Von den Firmenchefs wurde als erstes Problem der Fachkräftemangel angesprochen. Über alle Branchen hinweg sei dieser gravierend. Auch eine gezielte Anwerbung von potenziellen Mitarbeitern aus anderen Bundesländern sei schwierig. Der Grund: der Mangel an bezahlbaren Wohnraum in der Region. Deshalb sei die Schaffung von weiterem Wohnraum in der Region wichtig. „Bauen, bauen, bauen“, gab ein Gesprächsteilnehmer das Motto aus. Die Gelegenheit dafür sei günstig, erläuterte Radlmeier. Mit dem Wohnungspakt Bayern, der neuen Eigenheimzulage sowie dem Baukindergeld plus, welches das Baukindergeld des Bundes noch einmal erhöht, setzt der Freistaat die richtigen Rahmenbedingen. Ebenfalls eine Lösung könne sein, dass Kommunen Grundstücke günstig mit entsprechenden Auflagen an Wohnungsbaugenossenschaften zur Verfügung stellen. Zur weiteren Erleichterung sollten Hürden beim Bau in Form von Vorschriften und Verordnungen abgebaut und nicht weiter aufgebaut werden. Denn die Baukosten seien stetig gestiegen, so die einhellige Meinung der Runde.
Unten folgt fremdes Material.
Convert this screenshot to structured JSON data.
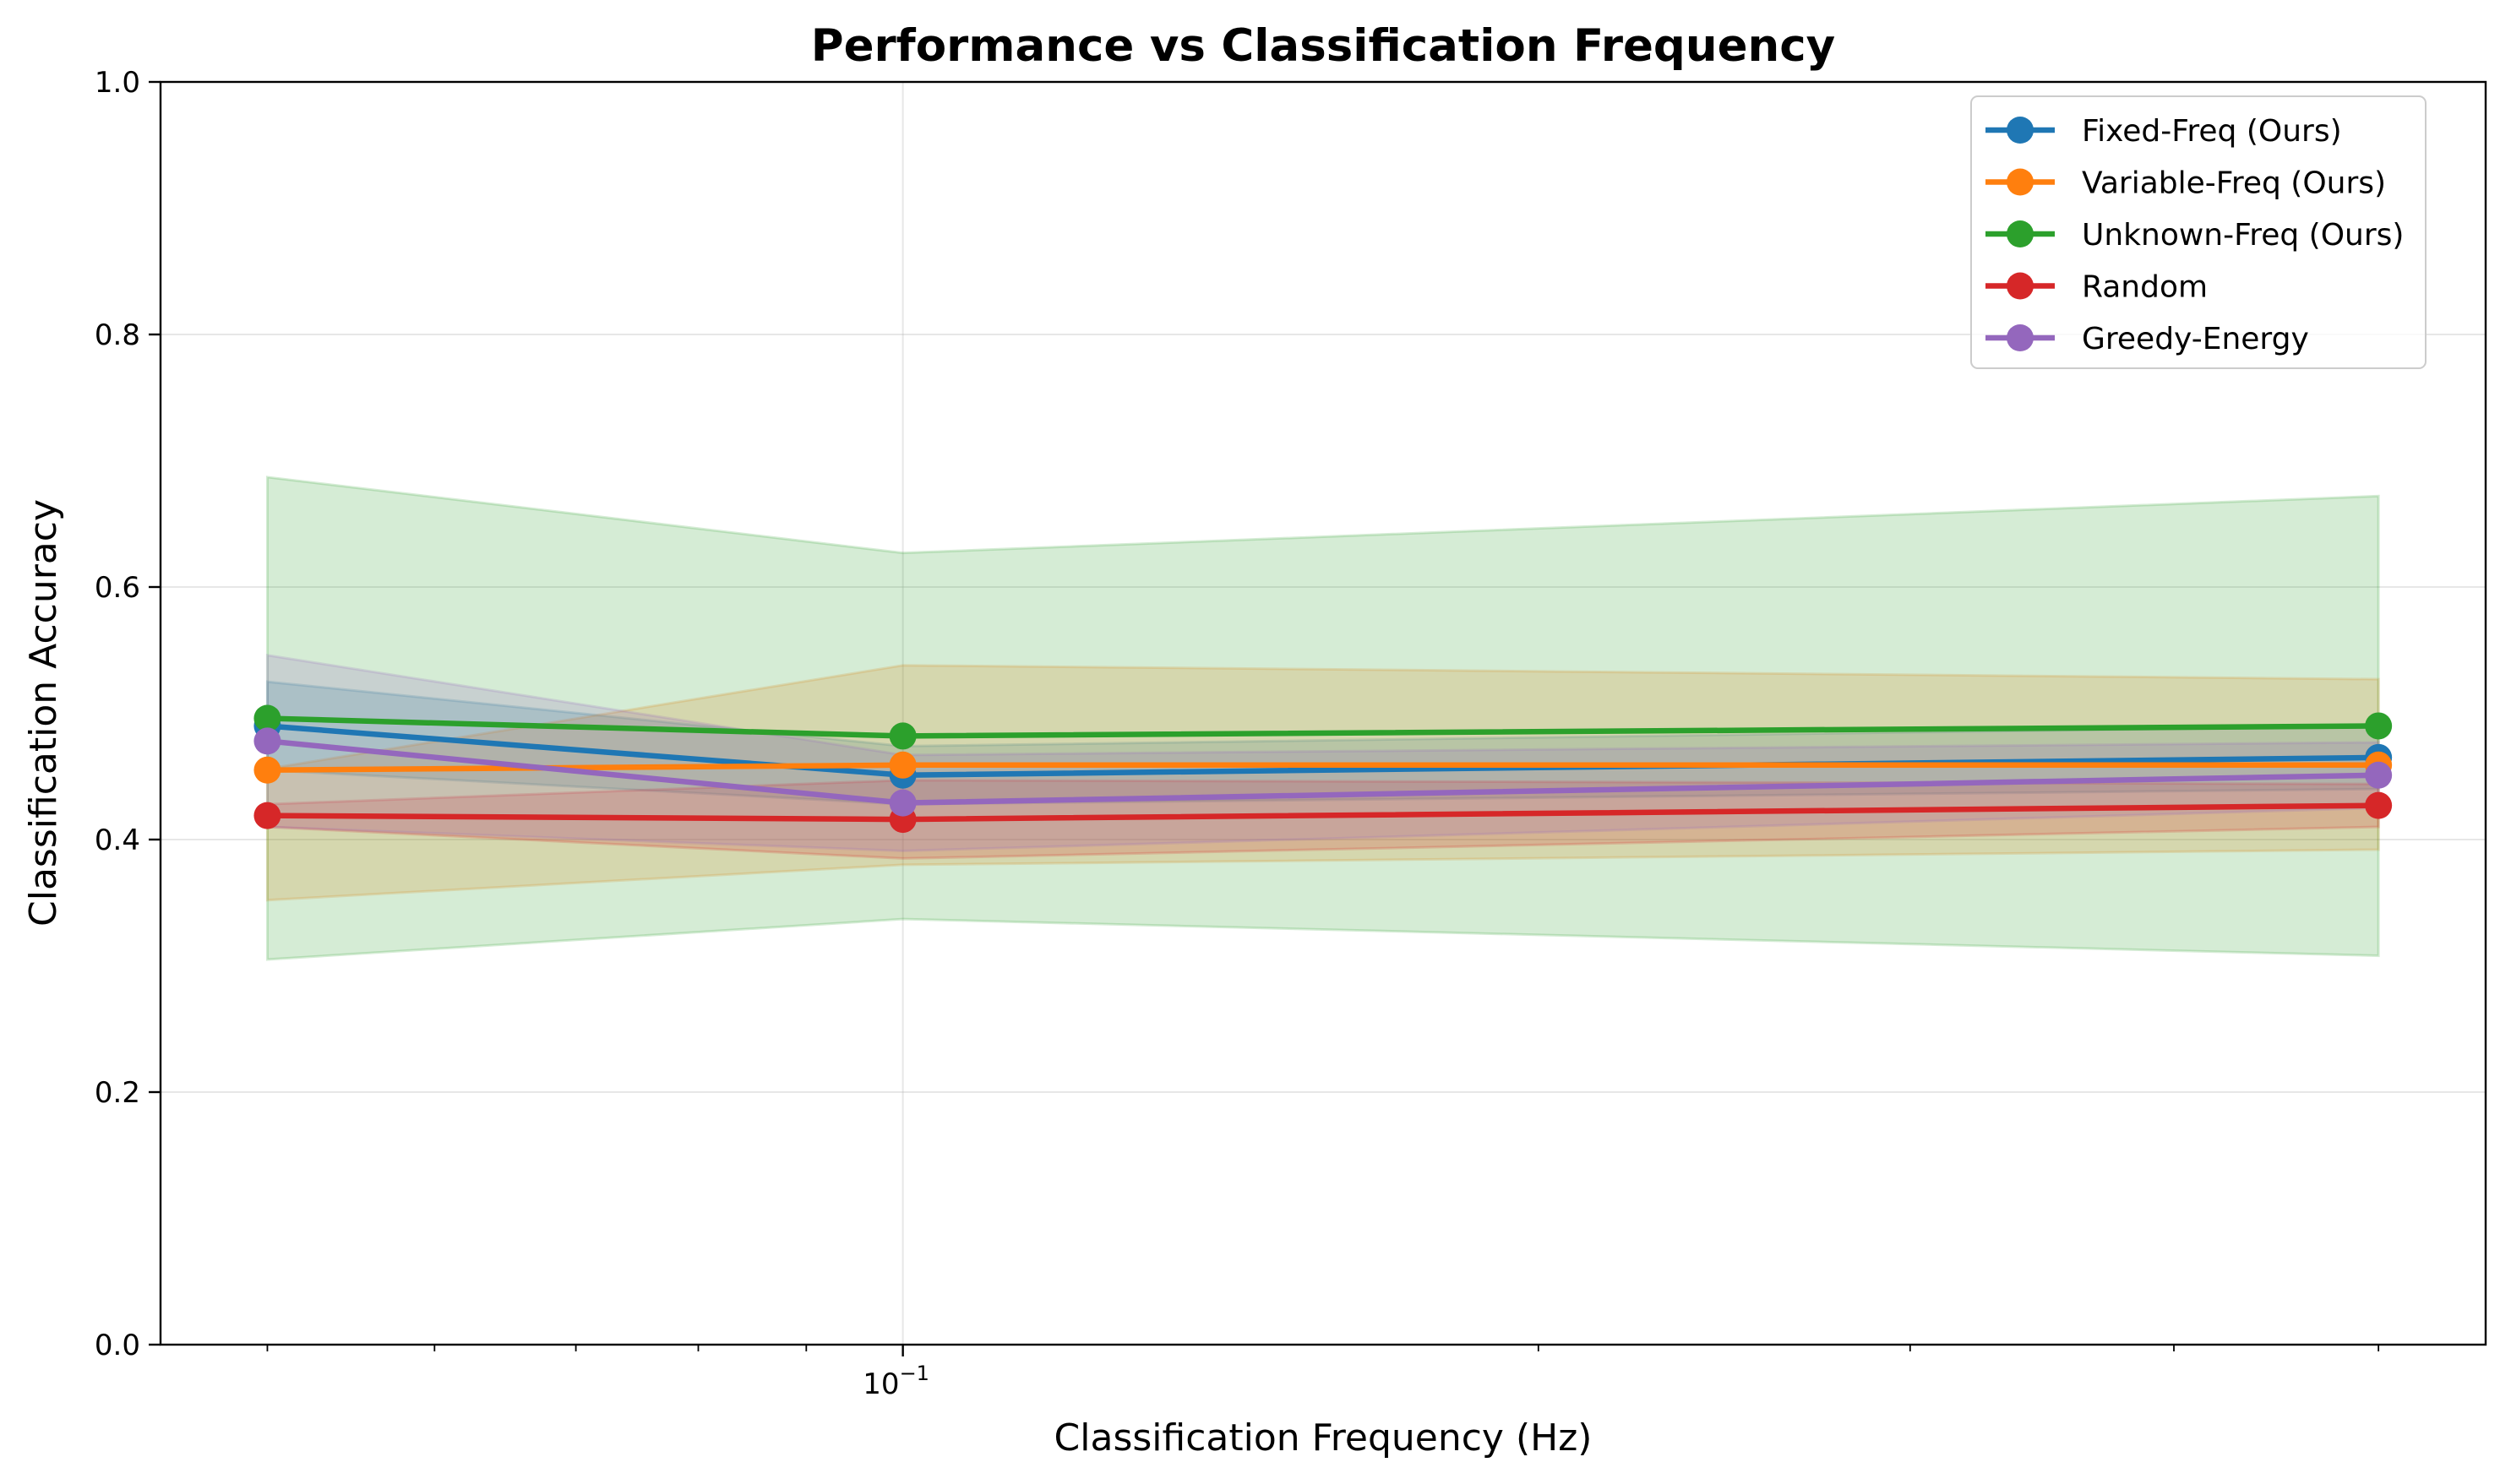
{
  "chart_data": {
    "type": "line",
    "title": "Performance vs Classification Frequency",
    "xlabel": "Classification Frequency (Hz)",
    "ylabel": "Classification Accuracy",
    "x_scale": "log",
    "x": [
      0.05,
      0.1,
      0.5
    ],
    "xlim": [
      0.0445,
      0.562
    ],
    "ylim": [
      0.0,
      1.0
    ],
    "x_major_ticks": [
      {
        "value": 0.1,
        "base": "10",
        "exp": "−1"
      }
    ],
    "x_minor_ticks": [
      0.05,
      0.06,
      0.07,
      0.08,
      0.09,
      0.2,
      0.3,
      0.4,
      0.5
    ],
    "y_ticks": [
      {
        "value": 0.0,
        "label": "0.0"
      },
      {
        "value": 0.2,
        "label": "0.2"
      },
      {
        "value": 0.4,
        "label": "0.4"
      },
      {
        "value": 0.6,
        "label": "0.6"
      },
      {
        "value": 0.8,
        "label": "0.8"
      },
      {
        "value": 1.0,
        "label": "1.0"
      }
    ],
    "grid": true,
    "legend_position": "top-right",
    "series": [
      {
        "name": "Fixed-Freq (Ours)",
        "color": "#1f77b4",
        "values": [
          0.49,
          0.451,
          0.465
        ],
        "lower": [
          0.455,
          0.428,
          0.44
        ],
        "upper": [
          0.525,
          0.474,
          0.49
        ]
      },
      {
        "name": "Variable-Freq (Ours)",
        "color": "#ff7f0e",
        "values": [
          0.455,
          0.459,
          0.459
        ],
        "lower": [
          0.352,
          0.38,
          0.392
        ],
        "upper": [
          0.456,
          0.538,
          0.527
        ]
      },
      {
        "name": "Unknown-Freq (Ours)",
        "color": "#2ca02c",
        "values": [
          0.496,
          0.482,
          0.49
        ],
        "lower": [
          0.305,
          0.337,
          0.308
        ],
        "upper": [
          0.687,
          0.627,
          0.672
        ]
      },
      {
        "name": "Random",
        "color": "#d62728",
        "values": [
          0.419,
          0.416,
          0.427
        ],
        "lower": [
          0.41,
          0.385,
          0.41
        ],
        "upper": [
          0.428,
          0.447,
          0.444
        ]
      },
      {
        "name": "Greedy-Energy",
        "color": "#9467bd",
        "values": [
          0.478,
          0.429,
          0.451
        ],
        "lower": [
          0.41,
          0.391,
          0.425
        ],
        "upper": [
          0.546,
          0.467,
          0.477
        ]
      }
    ]
  }
}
Die Bürokratie in Wirtschaft und Handwerk war generell ein Thema. Vor allem die neue Datenschutzgrundverordnung bedeute ein gutes Stück mehr an Bürokratie und würde Arbeitszeit binden. Dem wirke der Freistaat bereits aktiv entgegen, konnte Radlmeier berichten. Mit einen eigens dafür eingesetzten Beauftragten für Bürokratie-Abbau werde das Problem gezielt angegangen. Der Abgeordnete bat die Runde, Fälle überbordender Bürokratie sofort zu melden, damit er der Sache nachgehen könne.
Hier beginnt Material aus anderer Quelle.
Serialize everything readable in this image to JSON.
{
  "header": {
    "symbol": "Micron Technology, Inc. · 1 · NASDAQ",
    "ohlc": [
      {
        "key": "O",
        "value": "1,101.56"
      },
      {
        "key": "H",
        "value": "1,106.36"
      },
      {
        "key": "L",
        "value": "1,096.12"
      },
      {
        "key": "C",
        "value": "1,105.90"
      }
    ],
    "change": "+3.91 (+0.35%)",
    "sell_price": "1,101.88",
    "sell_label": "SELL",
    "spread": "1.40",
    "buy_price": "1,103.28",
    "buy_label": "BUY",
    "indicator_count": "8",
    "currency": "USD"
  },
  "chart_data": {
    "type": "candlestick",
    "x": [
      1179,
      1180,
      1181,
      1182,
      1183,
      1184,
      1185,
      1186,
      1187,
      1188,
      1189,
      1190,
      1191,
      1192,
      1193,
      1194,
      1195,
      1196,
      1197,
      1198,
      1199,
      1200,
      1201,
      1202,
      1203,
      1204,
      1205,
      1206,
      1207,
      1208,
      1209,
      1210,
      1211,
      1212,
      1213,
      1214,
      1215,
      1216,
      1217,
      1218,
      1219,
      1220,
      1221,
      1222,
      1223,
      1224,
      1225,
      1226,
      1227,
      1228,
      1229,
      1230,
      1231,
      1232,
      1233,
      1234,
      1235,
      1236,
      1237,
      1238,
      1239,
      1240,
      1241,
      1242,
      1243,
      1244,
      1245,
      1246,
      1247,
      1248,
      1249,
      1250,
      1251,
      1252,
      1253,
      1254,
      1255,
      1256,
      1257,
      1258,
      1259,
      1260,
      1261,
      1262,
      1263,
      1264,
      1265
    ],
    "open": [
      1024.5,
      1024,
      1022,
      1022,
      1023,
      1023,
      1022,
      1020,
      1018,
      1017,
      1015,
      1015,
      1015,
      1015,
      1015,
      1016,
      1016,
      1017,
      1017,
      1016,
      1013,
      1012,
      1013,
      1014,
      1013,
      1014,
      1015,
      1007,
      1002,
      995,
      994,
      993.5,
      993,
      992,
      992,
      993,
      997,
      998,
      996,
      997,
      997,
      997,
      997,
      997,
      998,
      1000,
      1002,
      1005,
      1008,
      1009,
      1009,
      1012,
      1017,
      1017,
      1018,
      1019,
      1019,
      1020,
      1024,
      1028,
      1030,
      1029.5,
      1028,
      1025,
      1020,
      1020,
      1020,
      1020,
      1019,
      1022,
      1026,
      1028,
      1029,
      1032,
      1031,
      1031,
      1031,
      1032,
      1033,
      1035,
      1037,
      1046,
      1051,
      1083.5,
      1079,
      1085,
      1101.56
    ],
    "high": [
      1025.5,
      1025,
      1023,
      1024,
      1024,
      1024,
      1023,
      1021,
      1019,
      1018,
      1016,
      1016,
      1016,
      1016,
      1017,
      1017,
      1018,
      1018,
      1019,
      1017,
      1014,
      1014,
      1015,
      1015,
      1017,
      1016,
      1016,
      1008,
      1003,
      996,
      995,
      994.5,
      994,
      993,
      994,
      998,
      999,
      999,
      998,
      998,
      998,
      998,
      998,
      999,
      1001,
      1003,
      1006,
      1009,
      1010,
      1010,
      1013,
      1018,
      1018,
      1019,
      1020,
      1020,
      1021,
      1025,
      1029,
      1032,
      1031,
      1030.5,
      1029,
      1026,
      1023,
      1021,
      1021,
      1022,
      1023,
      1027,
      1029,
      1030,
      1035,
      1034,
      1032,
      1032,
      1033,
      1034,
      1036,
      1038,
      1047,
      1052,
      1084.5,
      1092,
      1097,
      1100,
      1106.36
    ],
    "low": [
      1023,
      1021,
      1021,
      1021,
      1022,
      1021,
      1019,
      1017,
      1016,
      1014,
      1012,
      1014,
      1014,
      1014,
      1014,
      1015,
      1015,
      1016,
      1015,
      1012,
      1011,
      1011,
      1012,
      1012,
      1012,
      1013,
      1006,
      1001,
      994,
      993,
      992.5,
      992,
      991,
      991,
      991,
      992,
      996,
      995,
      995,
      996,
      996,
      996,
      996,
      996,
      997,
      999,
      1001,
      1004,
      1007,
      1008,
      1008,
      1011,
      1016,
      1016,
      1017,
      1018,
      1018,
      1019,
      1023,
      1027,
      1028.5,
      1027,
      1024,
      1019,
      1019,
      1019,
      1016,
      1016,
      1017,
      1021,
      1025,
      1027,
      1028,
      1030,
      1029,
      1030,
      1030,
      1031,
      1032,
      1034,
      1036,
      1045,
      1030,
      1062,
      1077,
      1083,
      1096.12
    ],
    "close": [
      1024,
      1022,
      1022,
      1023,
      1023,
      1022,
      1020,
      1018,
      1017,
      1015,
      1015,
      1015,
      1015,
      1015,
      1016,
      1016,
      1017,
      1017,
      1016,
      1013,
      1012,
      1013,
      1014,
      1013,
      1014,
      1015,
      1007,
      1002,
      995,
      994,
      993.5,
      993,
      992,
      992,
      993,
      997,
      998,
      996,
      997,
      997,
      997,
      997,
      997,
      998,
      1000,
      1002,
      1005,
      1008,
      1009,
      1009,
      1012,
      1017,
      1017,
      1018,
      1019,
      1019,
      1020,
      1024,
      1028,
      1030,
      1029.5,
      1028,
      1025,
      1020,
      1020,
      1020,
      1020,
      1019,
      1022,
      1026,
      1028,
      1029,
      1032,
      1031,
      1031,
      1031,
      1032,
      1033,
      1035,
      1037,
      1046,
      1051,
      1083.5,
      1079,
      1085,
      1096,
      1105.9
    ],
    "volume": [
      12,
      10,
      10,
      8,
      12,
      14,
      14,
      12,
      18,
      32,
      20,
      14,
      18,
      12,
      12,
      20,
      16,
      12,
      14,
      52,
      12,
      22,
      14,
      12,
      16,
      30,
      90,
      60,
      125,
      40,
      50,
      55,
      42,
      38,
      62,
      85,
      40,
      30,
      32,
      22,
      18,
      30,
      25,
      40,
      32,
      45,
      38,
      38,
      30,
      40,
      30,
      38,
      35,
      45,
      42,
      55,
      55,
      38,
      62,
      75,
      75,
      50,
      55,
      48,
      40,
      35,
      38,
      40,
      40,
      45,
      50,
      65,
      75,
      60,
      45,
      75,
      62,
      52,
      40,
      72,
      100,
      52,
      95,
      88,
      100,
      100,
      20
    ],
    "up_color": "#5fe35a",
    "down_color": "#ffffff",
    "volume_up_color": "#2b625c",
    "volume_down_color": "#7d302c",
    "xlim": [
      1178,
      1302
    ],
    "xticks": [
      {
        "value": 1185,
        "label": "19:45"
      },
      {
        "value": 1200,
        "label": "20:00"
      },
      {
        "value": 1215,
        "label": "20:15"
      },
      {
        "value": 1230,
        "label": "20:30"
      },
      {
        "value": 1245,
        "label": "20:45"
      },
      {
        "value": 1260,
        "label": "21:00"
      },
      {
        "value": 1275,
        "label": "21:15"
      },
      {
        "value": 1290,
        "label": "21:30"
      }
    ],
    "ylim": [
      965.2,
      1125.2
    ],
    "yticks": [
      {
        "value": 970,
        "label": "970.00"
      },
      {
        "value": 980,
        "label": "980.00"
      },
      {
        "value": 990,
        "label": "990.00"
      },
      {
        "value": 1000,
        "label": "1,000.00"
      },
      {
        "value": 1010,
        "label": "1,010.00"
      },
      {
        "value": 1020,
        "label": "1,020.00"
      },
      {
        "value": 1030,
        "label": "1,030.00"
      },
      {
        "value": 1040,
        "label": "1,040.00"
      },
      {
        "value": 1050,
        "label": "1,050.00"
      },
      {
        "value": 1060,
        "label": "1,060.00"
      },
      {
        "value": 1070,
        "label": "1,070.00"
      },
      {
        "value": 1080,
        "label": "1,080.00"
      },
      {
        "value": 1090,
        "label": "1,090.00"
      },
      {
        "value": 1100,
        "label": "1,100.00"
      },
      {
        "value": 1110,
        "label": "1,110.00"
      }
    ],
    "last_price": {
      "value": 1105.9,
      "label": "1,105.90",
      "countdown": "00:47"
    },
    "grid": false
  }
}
Thematisiert wurde beim Runden Tisch auch, dass es in manchen Gebieten nach wie vor kein schnelles Internet gäbe. Radlmeier konnte berichten, dass der Ministerrat am 30. Mai 2017 das Investitionsprogramm "Bayern Digital II" für die digitale Zukunft Bayerns beschlossen hat. Die Staatsregierung unterstützt dabei Firmen und Unternehmen, die Chancen der Digitalisierung optimal zu nutzen. Zusammen mit dem ersten Masterplan "Bayern Digital I" sind nun für die Jahre 2015 bis 2022 Mittel von insgesamt 5,5 Milliarden Euro vorgesehen. Mit Nachdruck werde daran gearbeitet, alle Haushalte im Freistaat an das schnelle Internet anzuschließen. Dank dem sog. Höfebonus gelinge das auch bei einzelnen Weilern. Ziel sei im nächsten Schritt ein flächendeckendes Gigabit-Netz.

Ein Anliegen konnte gleich vor Ort erledigt werden: Die Gesprächsrunde werde auf jeden Fall wiederholt, sicherten die CSU-Politiker Radlmeier, Pütz, Hammerl und Schnur zu.

Im Bild oben: Eine ganze Palette von Themen diskutierten die Teilnehmer des Runden Tisches der Wirtschaft.